Dejando al margen la oportunidad o no de gastar en el tren de marras lo que no se tiene, ni probablemente se tendrá si España sigue al ritmo de deterioro económico en el que nos han instalado nuestros gobernantes, resulta peculiar, (forma muy a lo inglés de decir disparatado), incluir como obra prioritaria de “rehabilitación” de la zona que conduce a la futura, futurísima diría yo, estación del tren Las Palmas de Gran Canaria-Meloneras. Según el DRAE y el más elemental sentido común no político, rehabilitar es “habilitar de nuevo o restituir a alguien o algo a su antiguo estado”. Pero ya puesto el Consejo Rector a hacer RECREO, rehabilitación creativa onerosa, podrían destinar unos miles de eurillos a montar sobre la plancha de un camión la maqueta del tren que está respetuosamente expuesta, bajo palio, en el parque de San Telmo y pasearla por la autovía GC-1 para que nos vayamos acostumbrando a ver y a oír su “chu-chu-chú”. Después de un cierto tiempo, ya podrán decir con fundamento que rehabilitan algo. Es que ellos son como son y nosotros somos como somos, aunque mientras unos cobran otros pagamos. Al menos habrá titulares de prensa mientras dure el plan, que tiene previsto transcurrir del 2009 al 2012. No se asegura que se ejecuten obras, pero proyectos y promesas… De momento ya 2009 entra en tiempos de enfriamiento invernal y no parece muy sensato iniciar grandes obras justo cuando la actividad es más intensa. Pero en estas cosas de la política, los tiempos o los intereses propagandísticos no tienen por qué ir de la mano con la racionalidad económica. Es la diferencia que media entre el político populista y el empresario emprendedor.

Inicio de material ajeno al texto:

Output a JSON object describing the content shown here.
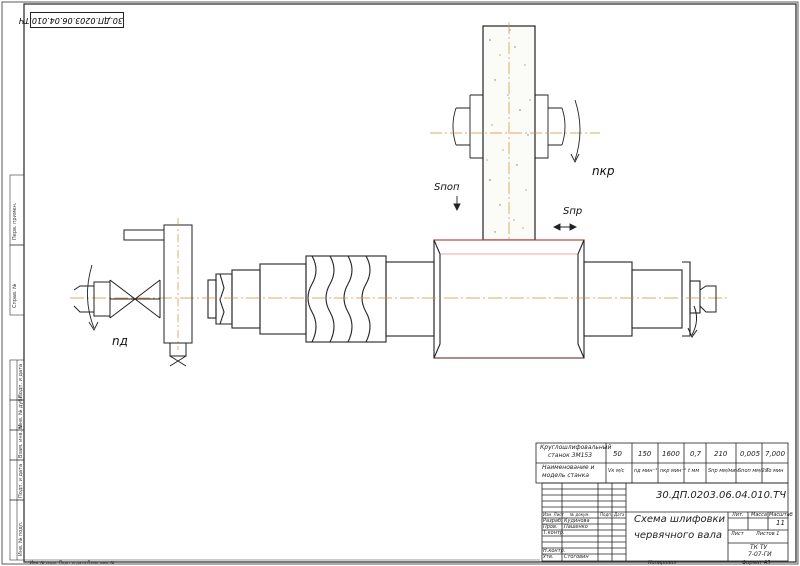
{
  "stamp_code": "30.ДП.0203.06.04.010.ТЧ",
  "labels": {
    "n_kr": "nкр",
    "n_d": "nд",
    "s_pop": "Sпоп",
    "s_pr": "Sпр"
  },
  "param_table": {
    "row1_title_line1": "Круглошлифовальный",
    "row1_title_line2": "станок ЗМ153",
    "row2_title_line1": "Наименование и",
    "row2_title_line2": "модель станка",
    "values": [
      "50",
      "150",
      "1600",
      "0,7",
      "210",
      "0,005",
      "7,000"
    ],
    "headers": [
      "Vк м/с",
      "nд мин⁻¹",
      "nкр мин⁻¹",
      "t мм",
      "Sпр мм/мин",
      "Sпоп мм/2х",
      "To мин"
    ]
  },
  "title_block": {
    "doc_code": "30.ДП.0203.06.04.010.ТЧ",
    "title_line1": "Схема шлифовки",
    "title_line2": "червячного вала",
    "sheet_label": "Лит.",
    "mass_label": "Масса",
    "scale_label": "Масштаб",
    "sheet_count": "11",
    "sheet_word": "Лист",
    "sheets_word": "Листов 1",
    "group_line1": "ТК ТУ",
    "group_line2": "7-07-ГИ",
    "roles": [
      "Изм. Лист",
      "№ докум.",
      "Подп.",
      "Дата"
    ],
    "dev_role": "Разраб.",
    "dev_name": "Кудинова",
    "check_role": "Пров.",
    "check_name": "Пашенко",
    "tcontrol_role": "Т.контр.",
    "ncontrol_role": "Н.контр.",
    "approve_role": "Утв.",
    "approve_name": "Стоговин"
  },
  "bottom_strip": {
    "copied": "Копировал",
    "format": "Формат А3",
    "left_note": "Инв. № подл.    Подп. и дата    Взам. инв. №"
  },
  "side_strip": [
    "Перв. примен.",
    "Справ. №",
    "Подп. и дата",
    "Инв. № дубл.",
    "Взам. инв. №",
    "Подп. и дата",
    "Инв. № подл."
  ]
}
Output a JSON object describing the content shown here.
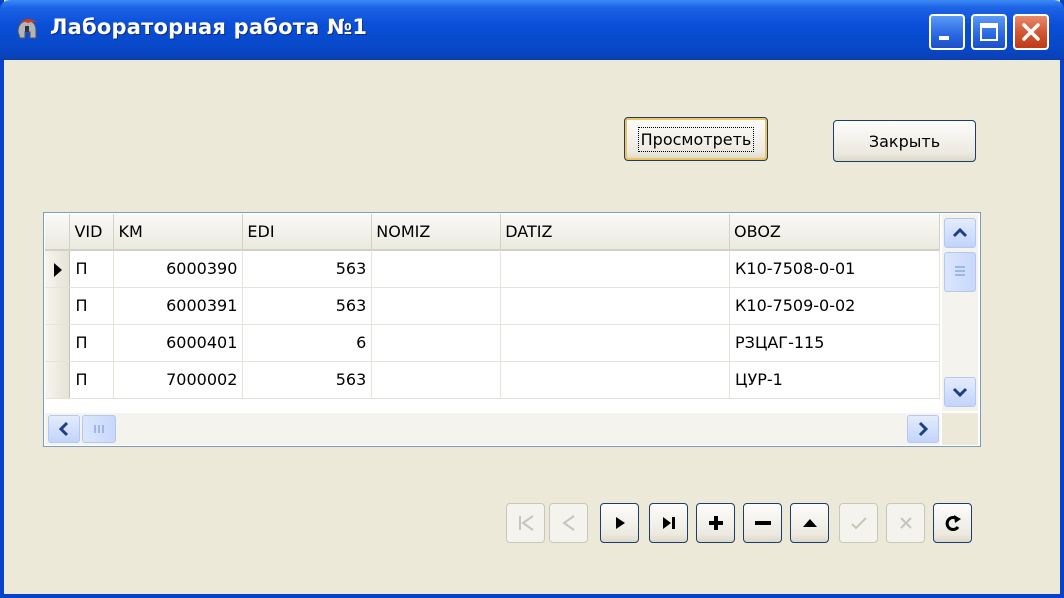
{
  "window": {
    "title": "Лабораторная работа №1",
    "icons": {
      "app": "spartan-helmet-icon",
      "minimize": "minimize-icon",
      "maximize": "maximize-icon",
      "close": "close-icon"
    }
  },
  "buttons": {
    "view_label": "Просмотреть",
    "close_label": "Закрыть"
  },
  "grid": {
    "columns": [
      "VID",
      "KM",
      "EDI",
      "NOMIZ",
      "DATIZ",
      "OBOZ"
    ],
    "rows": [
      {
        "VID": "П",
        "KM": "6000390",
        "EDI": "563",
        "NOMIZ": "",
        "DATIZ": "",
        "OBOZ": "К10-7508-0-01",
        "current": true
      },
      {
        "VID": "П",
        "KM": "6000391",
        "EDI": "563",
        "NOMIZ": "",
        "DATIZ": "",
        "OBOZ": "К10-7509-0-02",
        "current": false
      },
      {
        "VID": "П",
        "KM": "6000401",
        "EDI": "6",
        "NOMIZ": "",
        "DATIZ": "",
        "OBOZ": "РЗЦАГ-115",
        "current": false
      },
      {
        "VID": "П",
        "KM": "7000002",
        "EDI": "563",
        "NOMIZ": "",
        "DATIZ": "",
        "OBOZ": "ЦУР-1",
        "current": false
      }
    ]
  },
  "navigator": {
    "buttons": [
      {
        "name": "first-record-icon",
        "enabled": false
      },
      {
        "name": "prior-record-icon",
        "enabled": false
      },
      {
        "name": "next-record-icon",
        "enabled": true
      },
      {
        "name": "last-record-icon",
        "enabled": true
      },
      {
        "name": "insert-record-icon",
        "enabled": true
      },
      {
        "name": "delete-record-icon",
        "enabled": true
      },
      {
        "name": "edit-record-icon",
        "enabled": true
      },
      {
        "name": "post-record-icon",
        "enabled": false
      },
      {
        "name": "cancel-record-icon",
        "enabled": false
      },
      {
        "name": "refresh-icon",
        "enabled": true
      }
    ]
  },
  "colors": {
    "titlebar": "#0a4fd8",
    "window_bg": "#ece9d8",
    "close_button": "#d2532e",
    "focus": "#f0c25a"
  }
}
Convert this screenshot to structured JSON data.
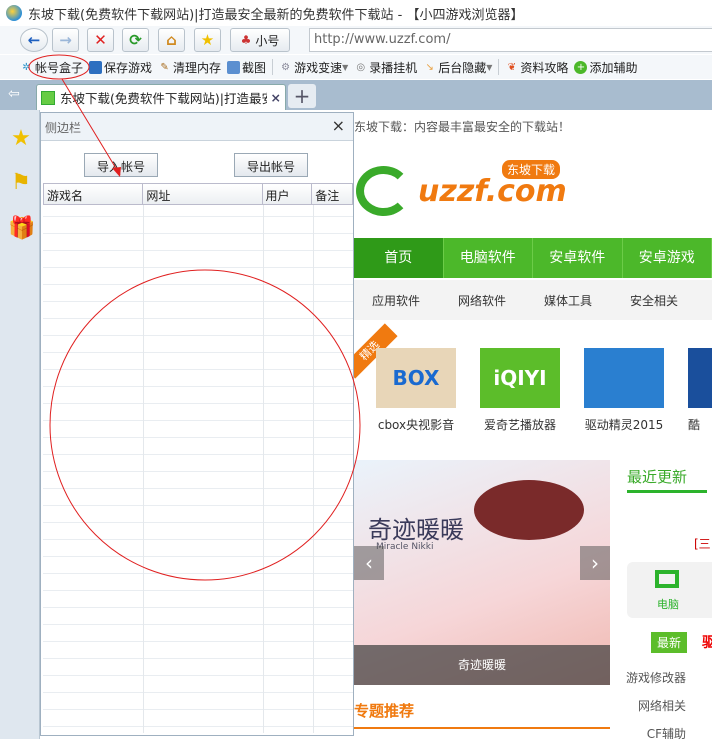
{
  "window": {
    "title": "东坡下载(免费软件下载网站)|打造最安全最新的免费软件下载站 - 【小四游戏浏览器】"
  },
  "nav": {
    "alt_account_label": "小号",
    "url": "http://www.uzzf.com/"
  },
  "toolbar": {
    "items": [
      "帐号盒子",
      "保存游戏",
      "清理内存",
      "截图",
      "游戏变速",
      "录播挂机",
      "后台隐藏",
      "资料攻略",
      "添加辅助"
    ]
  },
  "tab": {
    "label": "东坡下载(免费软件下载网站)|打造最安全",
    "close": "×",
    "new_tab": "+"
  },
  "sidebar": {
    "title": "侧边栏",
    "close": "×",
    "import_label": "导入帐号",
    "export_label": "导出帐号",
    "columns": [
      "游戏名",
      "网址",
      "用户",
      "备注"
    ]
  },
  "page": {
    "slogan": "东坡下载：内容最丰富最安全的下载站！",
    "logo": "uzzf.com",
    "logo_badge": "东坡下载",
    "main_nav": [
      "首页",
      "电脑软件",
      "安卓软件",
      "安卓游戏"
    ],
    "sub_nav": [
      "应用软件",
      "网络软件",
      "媒体工具",
      "安全相关"
    ],
    "featured_badge": "精选",
    "apps": [
      {
        "name": "cbox央视影音",
        "color": "#e8d6b8"
      },
      {
        "name": "爱奇艺播放器",
        "color": "#5cbd2a"
      },
      {
        "name": "驱动精灵2015",
        "color": "#2a7fd0"
      },
      {
        "name": "酷",
        "color": "#1a4f9c"
      }
    ],
    "banner_title": "奇迹暖暖",
    "banner_subtitle": "Miracle Nikki",
    "banner_caption": "奇迹暖暖",
    "recent_title": "最近更新",
    "recent_bracket": "[三",
    "pc_label": "电脑",
    "newest_badge": "最新",
    "newest_text": "驱",
    "categories": [
      "游戏修改器",
      "网络相关",
      "CF辅助"
    ],
    "special_title": "专题推荐"
  }
}
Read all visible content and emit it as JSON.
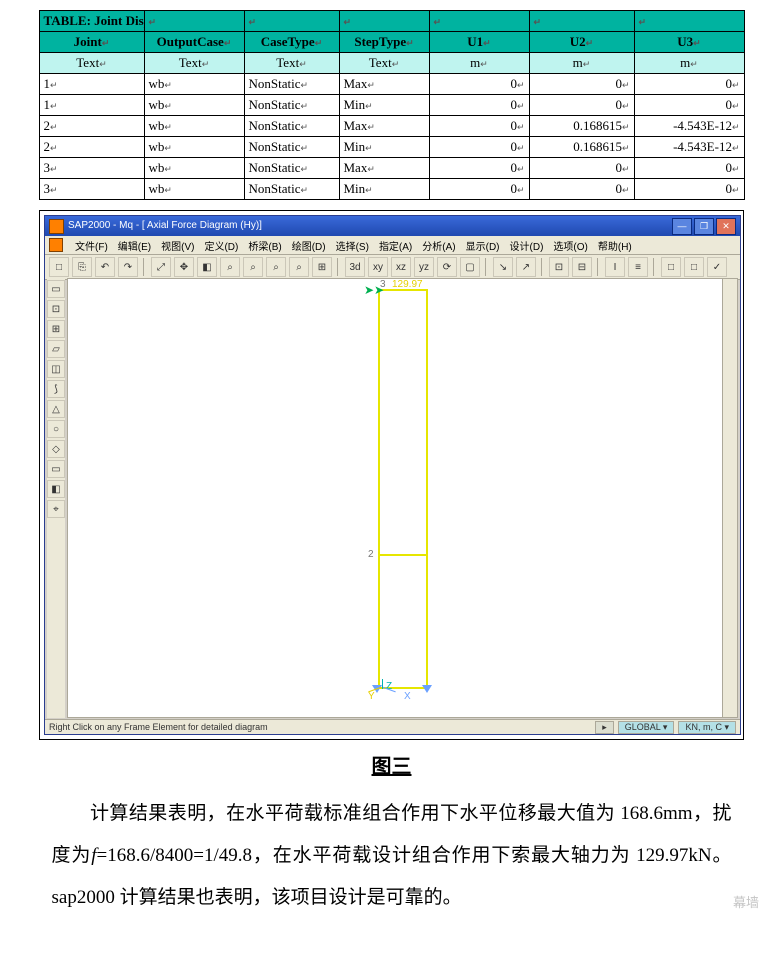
{
  "table": {
    "title": "TABLE:  Joint Displacements",
    "headers": [
      "Joint",
      "OutputCase",
      "CaseType",
      "StepType",
      "U1",
      "U2",
      "U3"
    ],
    "units": [
      "Text",
      "Text",
      "Text",
      "Text",
      "m",
      "m",
      "m"
    ],
    "rows": [
      {
        "joint": "1",
        "case": "wb",
        "ctype": "NonStatic",
        "step": "Max",
        "u1": "0",
        "u2": "0",
        "u3": "0"
      },
      {
        "joint": "1",
        "case": "wb",
        "ctype": "NonStatic",
        "step": "Min",
        "u1": "0",
        "u2": "0",
        "u3": "0"
      },
      {
        "joint": "2",
        "case": "wb",
        "ctype": "NonStatic",
        "step": "Max",
        "u1": "0",
        "u2": "0.168615",
        "u3": "-4.543E-12"
      },
      {
        "joint": "2",
        "case": "wb",
        "ctype": "NonStatic",
        "step": "Min",
        "u1": "0",
        "u2": "0.168615",
        "u3": "-4.543E-12"
      },
      {
        "joint": "3",
        "case": "wb",
        "ctype": "NonStatic",
        "step": "Max",
        "u1": "0",
        "u2": "0",
        "u3": "0"
      },
      {
        "joint": "3",
        "case": "wb",
        "ctype": "NonStatic",
        "step": "Min",
        "u1": "0",
        "u2": "0",
        "u3": "0"
      }
    ]
  },
  "sap": {
    "title": "SAP2000 - Mq - [ Axial Force Diagram   (Hy)]",
    "menu": [
      "文件(F)",
      "编辑(E)",
      "视图(V)",
      "定义(D)",
      "桥梁(B)",
      "绘图(D)",
      "选择(S)",
      "指定(A)",
      "分析(A)",
      "显示(D)",
      "设计(D)",
      "选项(O)",
      "帮助(H)"
    ],
    "joint3": "3",
    "force": "129.97",
    "joint2": "2",
    "axes": {
      "x": "X",
      "y": "Y",
      "z": "Z"
    },
    "status_left": "Right Click on any Frame Element for detailed diagram",
    "status_combo1": "GLOBAL",
    "status_combo2": "KN, m, C",
    "win_btns": {
      "min": "—",
      "max": "❐",
      "close": "✕"
    },
    "toolbar_glyphs": [
      "□",
      "⎘",
      "↶",
      "↷",
      "|",
      "⤢",
      "✥",
      "◧",
      "⌕",
      "⌕",
      "⌕",
      "⌕",
      "⊞",
      "|",
      "3d",
      "xy",
      "xz",
      "yz",
      "⟳",
      "▢",
      "|",
      "↘",
      "↗",
      "|",
      "⊡",
      "⊟",
      "|",
      "I",
      "≡",
      "|",
      "□",
      "□",
      "✓"
    ],
    "left_toolbox_glyphs": [
      "▭",
      "⊡",
      "⊞",
      "▱",
      "◫",
      "⟆",
      "△",
      "○",
      "◇",
      "▭",
      "◧",
      "⌖"
    ]
  },
  "caption": "图三",
  "paragraph": {
    "t1": "计算结果表明，在水平荷载标准组合作用下水平位移最大值为",
    "t2": "168.6mm，扰度为",
    "t3": "f",
    "t4": "=168.6/8400=1/49.8，在水平荷载设计组合作用下索最大轴力为 129.97kN。sap2000 计算结果也表明，该项目设计是可靠的。"
  },
  "watermark": "幕墙"
}
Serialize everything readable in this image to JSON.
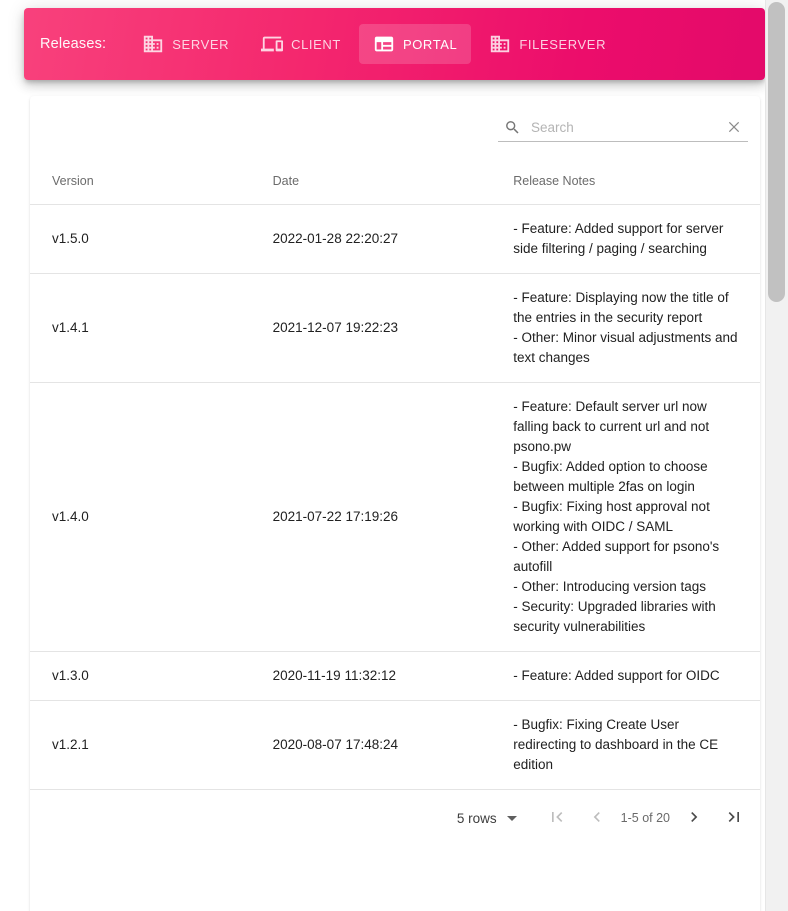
{
  "header": {
    "label": "Releases:",
    "tabs": [
      {
        "label": "SERVER",
        "icon": "domain-icon",
        "active": false
      },
      {
        "label": "CLIENT",
        "icon": "devices-icon",
        "active": false
      },
      {
        "label": "PORTAL",
        "icon": "web-icon",
        "active": true
      },
      {
        "label": "FILESERVER",
        "icon": "domain-icon",
        "active": false
      }
    ],
    "gradient_from": "#f8417c",
    "gradient_to": "#e30a6a"
  },
  "search": {
    "value": "",
    "placeholder": "Search",
    "search_icon": "search-icon",
    "clear_icon": "close-icon"
  },
  "table": {
    "columns": [
      "Version",
      "Date",
      "Release Notes"
    ],
    "rows": [
      {
        "version": "v1.5.0",
        "date": "2022-01-28 22:20:27",
        "notes": "- Feature: Added support for server side filtering / paging / searching"
      },
      {
        "version": "v1.4.1",
        "date": "2021-12-07 19:22:23",
        "notes": "- Feature: Displaying now the title of the entries in the security report\n- Other: Minor visual adjustments and text changes"
      },
      {
        "version": "v1.4.0",
        "date": "2021-07-22 17:19:26",
        "notes": "- Feature: Default server url now falling back to current url and not psono.pw\n- Bugfix: Added option to choose between multiple 2fas on login\n- Bugfix: Fixing host approval not working with OIDC / SAML\n- Other: Added support for psono's autofill\n- Other: Introducing version tags\n- Security: Upgraded libraries with security vulnerabilities"
      },
      {
        "version": "v1.3.0",
        "date": "2020-11-19 11:32:12",
        "notes": "- Feature: Added support for OIDC"
      },
      {
        "version": "v1.2.1",
        "date": "2020-08-07 17:48:24",
        "notes": "- Bugfix: Fixing Create User redirecting to dashboard in the CE edition"
      }
    ]
  },
  "pagination": {
    "rows_per_page_label": "5 rows",
    "range_label": "1-5 of 20",
    "first_page_icon": "first-page-icon",
    "previous_page_icon": "chevron-left-icon",
    "next_page_icon": "chevron-right-icon",
    "last_page_icon": "last-page-icon",
    "dropdown_icon": "chevron-down-icon"
  }
}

Y mientras tanto el Patronato de Turismo preocupado por el cambio de logo, en el que se han gastado (tal vez tirado, aunque eso sí, con mucho talante) 40.000 euros porque el actual, dicen, ya tiene 10 años. Ese importe declarado es tan sólo por el diseño, que luego viene una millonada por su implantación en los mercados orígenes de nuestra demanda. ¿Cuánto dinero va a gastarse en ese nuevo “berberecho” detrayéndolo de la urgente inversión en promoción? Y si el actual logo está consolidado, es conocido y reconocido en medio mundo, ¿por qué cambiarlo? ¿Alguien ve a las grandes empresas cambiando de imagen así como así? ¿Se imaginan a El Corte Inglés cambiando su triangulito famoso o al HiperDino sustituyendo su dinosaurio por un tierno gatito o por unos trazos de color anodinos, pongo por caso?